Even mere melody, like mere speech, has power to charm. But it is the music born of dreams and struggles, of baskings in the ideal and tussling with the real, that spurs and ennobles, just as the flowering of speech into literature has somewhat the same influence.
In the huge pavilion, whose 3000 seats hold only the first few rows of the listening throng, a multitude of men, women and children have learned their first lesson in music of nobler form. In these seats, and the four-fold number around them on the green grass, this multitude, daily augmented by newcomers, has advanced step by step from an inherent love for time and tune to a genuinely intelligent appreciation and understanding of the greatest messages given to man through music.
I have seen men and women whose appearance bespoke lives of labor lived amid cramped surroundings, cling to the outer edge of a crowd of 30,000 as if their last hope depended thereon, and all to catch the soul-swaying strains of ''Siegfried's'' "Forging of the Sword." I have seen a ripple of frowns course through a sea of 10,000 faces when the French horn flatted one note in Tschaikowsky's "Symphony Pathetique," and most of those who felt this small slip as a twang of pain had never heard of this marvelous swan-song until seeing it on a Willow Grove Park program!
Can you show me the limits to which such an awakening to new power may lift the masses! If so, then you can lead me to the base of the rainbow and reveal to me what manner of leaves encircle its seven-fold stem! Then you can read me the thoughts of the new-born child, whose rose-bud mouth curls into a smile while he sleeps!
For this mastery of music over men is a deep mystery, and only as we view its power to weld and lead and enlighten do we fully realize how much it means to place such a magic wand within easy grasp of the multitude. Only when we see it attract and hold tens of thousands, as it does daily at Willow Grove Park, do we even begin to grasp its higher meaning, and at that, we are as unlearned children in the presence of sublimated knowledge!
Thus it has attracted and thus held, and such distinguished conductors as Damrosch, Herbert, Sousa and Pryor have combined to make this woodland annex to the city of homes a vital force for all that is better in the lives of the people, and in these homes it has set a new standard for music.
The full significance of this is not apparent until you know there are more pianos and organs in Philadelphia than in any other city of similar size. Nor is it far from bare fact to say the messages these instruments are made to speak are chiefly influenced by the symphonic, classical, operatic and popular programs heard at Willow Grove Park.
It is chiefly because of this musical development that Bach and Beethoven, Wagner and Chopin, Schubert, Mendelssohn, Liszt, Schumann, Berlioz, Rossini and Verdi and the others who speak from the mountain heights of melody, have become household favorites in Philadelphia and surrounding towns.

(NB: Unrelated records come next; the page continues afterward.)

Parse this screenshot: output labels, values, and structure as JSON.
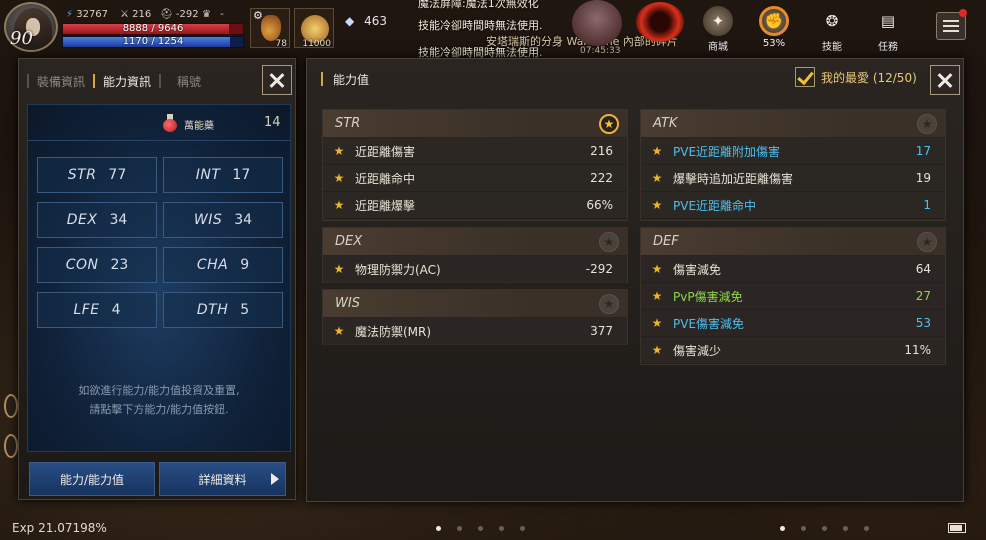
{
  "player": {
    "level": "90",
    "power": "32767",
    "attack_stat": "216",
    "defense_stat": "-292",
    "trophy_stat": "-",
    "hp_text": "8888 / 9646",
    "hp_ratio": 0.92,
    "mp_text": "1170 / 1254",
    "mp_ratio": 0.93
  },
  "quick_slots": [
    {
      "icon": "potion-slot-icon",
      "count": "78"
    },
    {
      "icon": "scroll-slot-icon",
      "count": "11000"
    }
  ],
  "crystal_count": "463",
  "system_messages": [
    "魔法屏障:魔法1次無效化",
    "技能冷卻時間時無法使用.",
    "安塔瑞斯的分身 War Zone 內部的碎片",
    "技能冷卻時間時無法使用."
  ],
  "timer_text": "07:45:33",
  "top_menu": [
    {
      "label": "商城",
      "icon": "shop-icon",
      "glyph": "✦"
    },
    {
      "label": "53%",
      "icon": "weight-icon",
      "glyph": "✊"
    },
    {
      "label": "技能",
      "icon": "skill-icon",
      "glyph": "❂"
    },
    {
      "label": "任務",
      "icon": "quest-icon",
      "glyph": "▤"
    }
  ],
  "left_panel": {
    "tabs": [
      {
        "label": "裝備資訊",
        "active": false
      },
      {
        "label": "能力資訊",
        "active": true
      },
      {
        "label": "稱號",
        "active": false
      }
    ],
    "potion_label": "萬能藥",
    "potion_count": "14",
    "stats": [
      {
        "key": "STR",
        "value": "77"
      },
      {
        "key": "INT",
        "value": "17"
      },
      {
        "key": "DEX",
        "value": "34"
      },
      {
        "key": "WIS",
        "value": "34"
      },
      {
        "key": "CON",
        "value": "23"
      },
      {
        "key": "CHA",
        "value": "9"
      },
      {
        "key": "LFE",
        "value": "4"
      },
      {
        "key": "DTH",
        "value": "5"
      }
    ],
    "hint_line1": "如欲進行能力/能力值投資及重置,",
    "hint_line2": "請點擊下方能力/能力值按鈕.",
    "button_ability": "能力/能力值",
    "button_details": "詳細資料"
  },
  "right_panel": {
    "title": "能力值",
    "favorite_label": "我的最愛 (12/50)",
    "sections": {
      "str": {
        "name": "STR",
        "starred": true,
        "rows": [
          {
            "label": "近距離傷害",
            "value": "216",
            "color": "#e8e2d6"
          },
          {
            "label": "近距離命中",
            "value": "222",
            "color": "#e8e2d6"
          },
          {
            "label": "近距離爆擊",
            "value": "66%",
            "color": "#e8e2d6"
          }
        ]
      },
      "dex": {
        "name": "DEX",
        "starred": false,
        "rows": [
          {
            "label": "物理防禦力(AC)",
            "value": "-292",
            "color": "#e8e2d6"
          }
        ]
      },
      "wis": {
        "name": "WIS",
        "starred": false,
        "rows": [
          {
            "label": "魔法防禦(MR)",
            "value": "377",
            "color": "#e8e2d6"
          }
        ]
      },
      "atk": {
        "name": "ATK",
        "starred": false,
        "rows": [
          {
            "label": "PVE近距離附加傷害",
            "value": "17",
            "color": "#4ec0f0"
          },
          {
            "label": "爆擊時追加近距離傷害",
            "value": "19",
            "color": "#e8e2d6"
          },
          {
            "label": "PVE近距離命中",
            "value": "1",
            "color": "#4ec0f0"
          }
        ]
      },
      "def": {
        "name": "DEF",
        "starred": false,
        "rows": [
          {
            "label": "傷害減免",
            "value": "64",
            "color": "#e8e2d6"
          },
          {
            "label": "PvP傷害減免",
            "value": "27",
            "color": "#8ed84a"
          },
          {
            "label": "PVE傷害減免",
            "value": "53",
            "color": "#4ec0f0"
          },
          {
            "label": "傷害減少",
            "value": "11%",
            "color": "#e8e2d6"
          }
        ]
      }
    }
  },
  "exp_text": "Exp 21.07198%",
  "colors": {
    "accent_gold": "#d9a34a",
    "star_gold": "#f0b428",
    "pve_blue": "#4ec0f0",
    "pvp_green": "#8ed84a",
    "hp_red": "#d64048",
    "mp_blue": "#4c7ee0"
  }
}
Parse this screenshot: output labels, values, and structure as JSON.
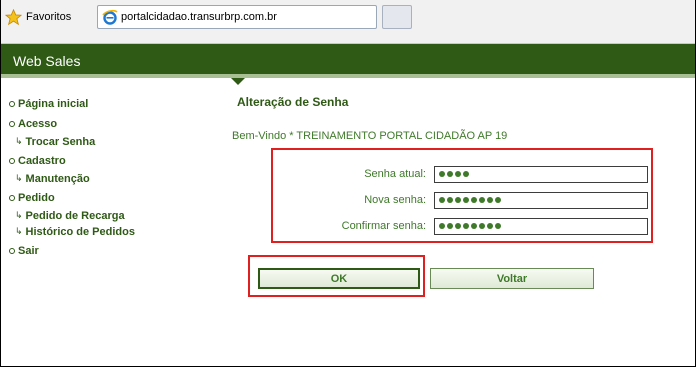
{
  "browser": {
    "favorites_label": "Favoritos",
    "tab_title": "portalcidadao.transurbrp.com.br"
  },
  "header": {
    "title": "Web Sales",
    "background": "#2f5a16"
  },
  "sidebar": {
    "items": [
      {
        "label": "Página inicial",
        "subitems": []
      },
      {
        "label": "Acesso",
        "subitems": [
          "Trocar Senha"
        ]
      },
      {
        "label": "Cadastro",
        "subitems": [
          "Manutenção"
        ]
      },
      {
        "label": "Pedido",
        "subitems": [
          "Pedido de Recarga",
          "Histórico de Pedidos"
        ]
      },
      {
        "label": "Sair",
        "subitems": []
      }
    ]
  },
  "main": {
    "title": "Alteração de Senha",
    "welcome": "Bem-Vindo * TREINAMENTO PORTAL CIDADÃO AP 19",
    "fields": [
      {
        "label": "Senha atual:",
        "masked_length": 4
      },
      {
        "label": "Nova senha:",
        "masked_length": 8
      },
      {
        "label": "Confirmar senha:",
        "masked_length": 8
      }
    ],
    "buttons": {
      "ok": "OK",
      "back": "Voltar"
    }
  },
  "colors": {
    "accent": "#2f5a16",
    "text_green": "#3f7a2a",
    "highlight": "#e02020"
  }
}
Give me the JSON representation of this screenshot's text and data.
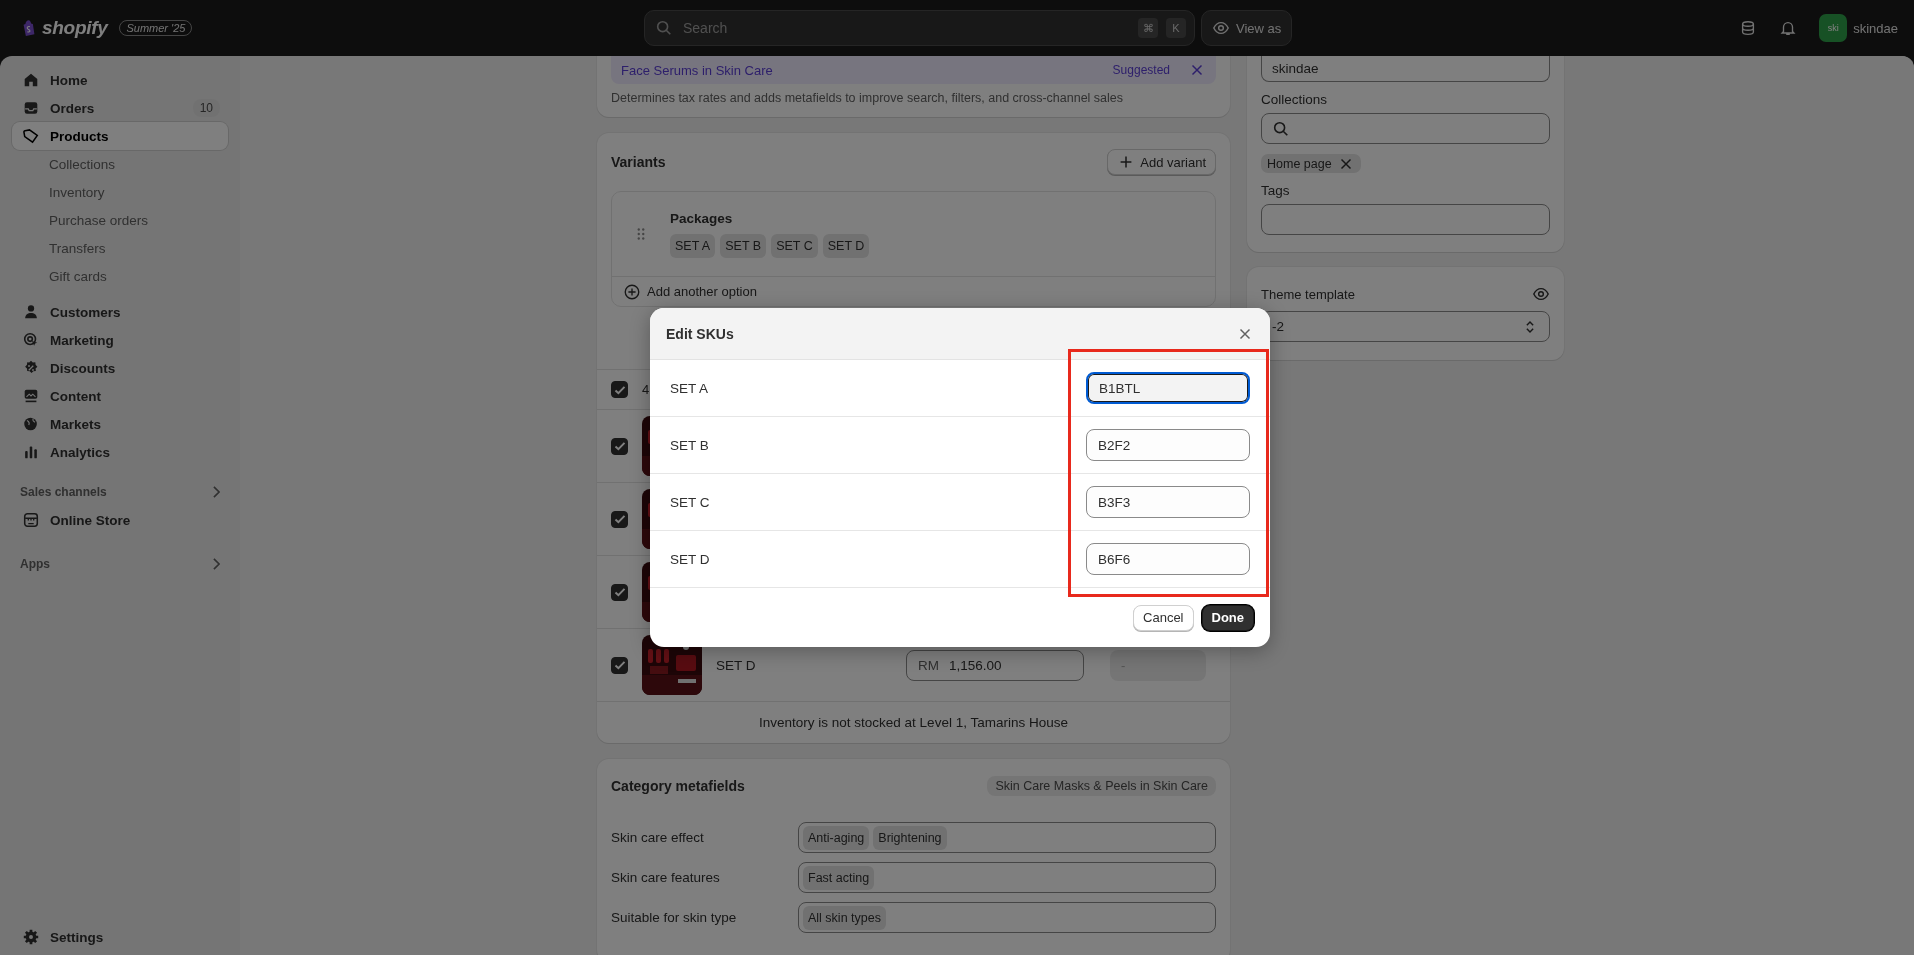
{
  "topbar": {
    "logo": "shopify",
    "edition": "Summer '25",
    "search": {
      "placeholder": "Search",
      "keys": [
        "⌘",
        "K"
      ]
    },
    "view_as": "View as",
    "store": {
      "initials": "ski",
      "name": "skindae"
    }
  },
  "sidebar": {
    "items": [
      {
        "label": "Home",
        "selected": false
      },
      {
        "label": "Orders",
        "badge": "10",
        "selected": false
      },
      {
        "label": "Products",
        "selected": true,
        "children": [
          {
            "label": "Collections",
            "selected": false
          },
          {
            "label": "Inventory",
            "selected": false
          },
          {
            "label": "Purchase orders",
            "selected": false
          },
          {
            "label": "Transfers",
            "selected": false
          },
          {
            "label": "Gift cards",
            "selected": false
          }
        ]
      },
      {
        "label": "Customers",
        "selected": false
      },
      {
        "label": "Marketing",
        "selected": false
      },
      {
        "label": "Discounts",
        "selected": false
      },
      {
        "label": "Content",
        "selected": false
      },
      {
        "label": "Markets",
        "selected": false
      },
      {
        "label": "Analytics",
        "selected": false
      }
    ],
    "sales_channels": {
      "title": "Sales channels",
      "items": [
        {
          "label": "Online Store",
          "selected": false
        }
      ]
    },
    "apps": {
      "title": "Apps"
    },
    "settings": {
      "label": "Settings"
    }
  },
  "category_card": {
    "suggestion": "Face Serums in Skin Care",
    "suggestion_status": "Suggested",
    "description": "Determines tax rates and adds metafields to improve search, filters, and cross-channel sales"
  },
  "variants": {
    "title": "Variants",
    "add_button": "Add variant",
    "options": [
      {
        "name": "Packages",
        "values": [
          "SET A",
          "SET B",
          "SET C",
          "SET D"
        ]
      }
    ],
    "add_option": "Add another option",
    "header": {
      "checked": true,
      "text": "4"
    },
    "rows": [
      {
        "checked": true
      },
      {
        "checked": true
      },
      {
        "checked": true
      },
      {
        "checked": true,
        "name": "SET D",
        "price_prefix": "RM",
        "price": "1,156.00",
        "available": "-"
      }
    ],
    "footer": "Inventory is not stocked at Level 1, Tamarins House"
  },
  "metafields": {
    "title": "Category metafields",
    "category": "Skin Care Masks & Peels in Skin Care",
    "fields": [
      {
        "label": "Skin care effect",
        "values": [
          "Anti-aging",
          "Brightening"
        ]
      },
      {
        "label": "Skin care features",
        "values": [
          "Fast acting"
        ]
      },
      {
        "label": "Suitable for skin type",
        "values": [
          "All skin types"
        ]
      }
    ]
  },
  "organization": {
    "vendor": "skindae",
    "collections_label": "Collections",
    "collections": [
      "Home page"
    ],
    "tags_label": "Tags"
  },
  "theme": {
    "label": "Theme template",
    "value": "-2"
  },
  "modal": {
    "title": "Edit SKUs",
    "highlighted": true,
    "rows": [
      {
        "label": "SET A",
        "sku": "B1BTL",
        "focused": true
      },
      {
        "label": "SET B",
        "sku": "B2F2",
        "focused": false
      },
      {
        "label": "SET C",
        "sku": "B3F3",
        "focused": false
      },
      {
        "label": "SET D",
        "sku": "B6F6",
        "focused": false
      }
    ],
    "cancel": "Cancel",
    "done": "Done"
  }
}
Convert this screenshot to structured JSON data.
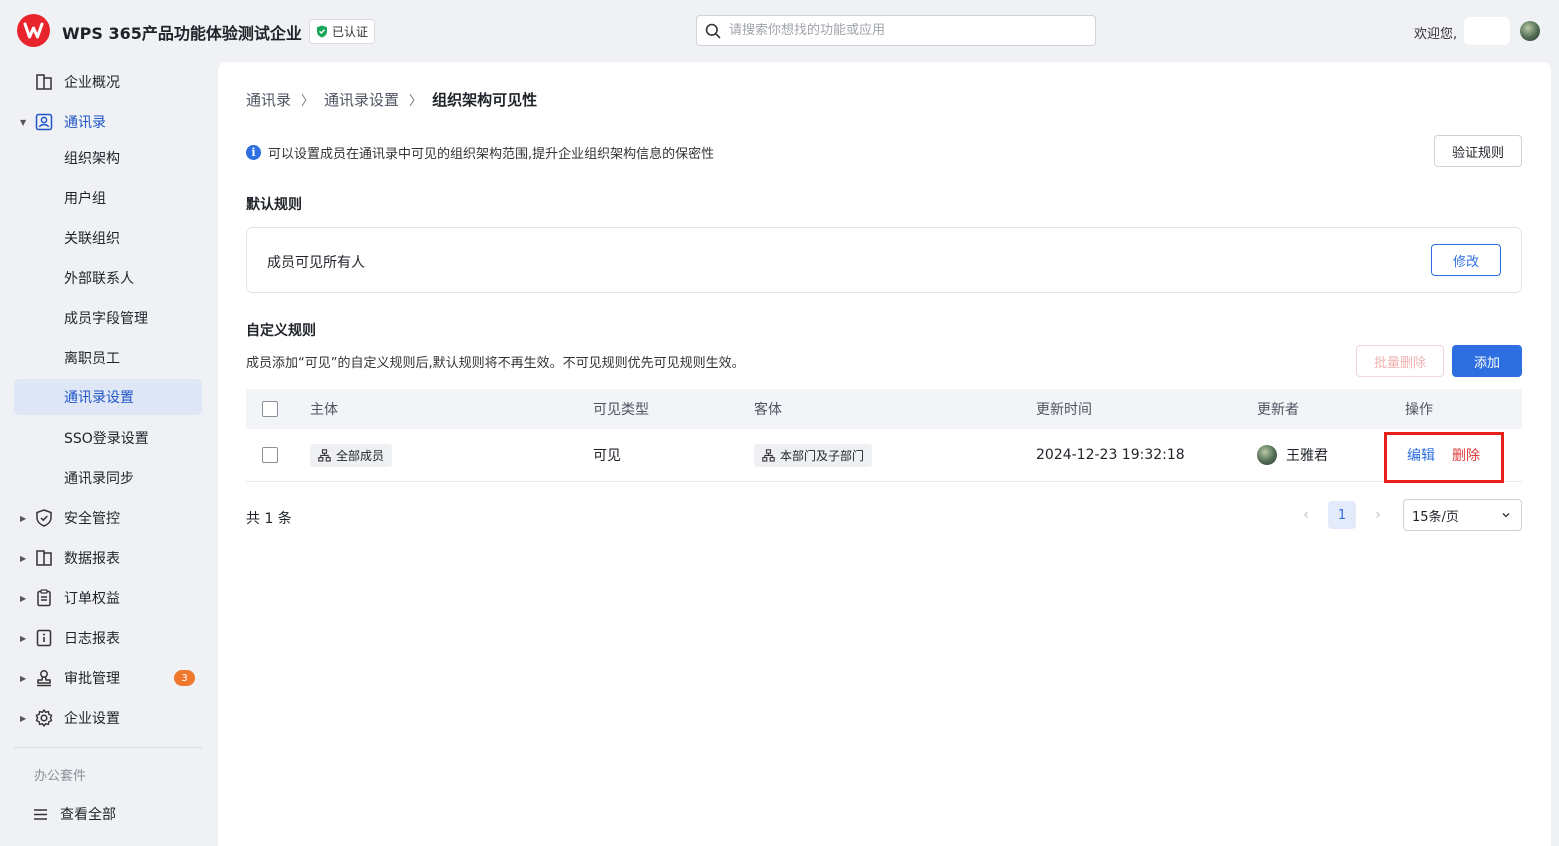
{
  "header": {
    "org_name": "WPS 365产品功能体验测试企业",
    "verified_label": "已认证",
    "search_placeholder": "请搜索你想找的功能或应用",
    "welcome": "欢迎您,"
  },
  "sidebar": {
    "items": [
      {
        "label": "企业概况",
        "icon": "building-icon"
      },
      {
        "label": "通讯录",
        "icon": "contacts-icon"
      },
      {
        "label": "组织架构"
      },
      {
        "label": "用户组"
      },
      {
        "label": "关联组织"
      },
      {
        "label": "外部联系人"
      },
      {
        "label": "成员字段管理"
      },
      {
        "label": "离职员工"
      },
      {
        "label": "通讯录设置"
      },
      {
        "label": "SSO登录设置"
      },
      {
        "label": "通讯录同步"
      },
      {
        "label": "安全管控",
        "icon": "shield-icon"
      },
      {
        "label": "数据报表",
        "icon": "book-icon"
      },
      {
        "label": "订单权益",
        "icon": "clipboard-icon"
      },
      {
        "label": "日志报表",
        "icon": "info-doc-icon"
      },
      {
        "label": "审批管理",
        "icon": "stamp-icon",
        "badge": "3"
      },
      {
        "label": "企业设置",
        "icon": "gear-icon"
      }
    ],
    "suite_title": "办公套件",
    "view_all": "查看全部"
  },
  "breadcrumb": {
    "level1": "通讯录",
    "level2": "通讯录设置",
    "current": "组织架构可见性"
  },
  "info_text": "可以设置成员在通讯录中可见的组织架构范围,提升企业组织架构信息的保密性",
  "verify_button": "验证规则",
  "default_rule": {
    "title": "默认规则",
    "text": "成员可见所有人",
    "edit_button": "修改"
  },
  "custom_rules": {
    "title": "自定义规则",
    "description": "成员添加“可见”的自定义规则后,默认规则将不再生效。不可见规则优先可见规则生效。",
    "batch_delete": "批量删除",
    "add": "添加",
    "columns": [
      "主体",
      "可见类型",
      "客体",
      "更新时间",
      "更新者",
      "操作"
    ],
    "rows": [
      {
        "subject": "全部成员",
        "visibility": "可见",
        "object": "本部门及子部门",
        "updated_at": "2024-12-23 19:32:18",
        "updater": "王雅君",
        "edit": "编辑",
        "delete": "删除"
      }
    ]
  },
  "pagination": {
    "total": "共 1 条",
    "page": "1",
    "page_size": "15条/页"
  },
  "colors": {
    "accent": "#2d6fe0",
    "danger": "#e03b3b",
    "brand": "#e8252d",
    "highlight": "#e8201a"
  }
}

You know what this means. If not, I shall tell you. It means the stimulation of the intellect and the acquisition of refinement. It means the repression of the baser and the rousing of the nobler passions. Who understands and loves good music is educated to a certain high point in everything good and desirable.
And it is to this point Willow Grove Park has educated its multitude of patrons and shall continue to do so.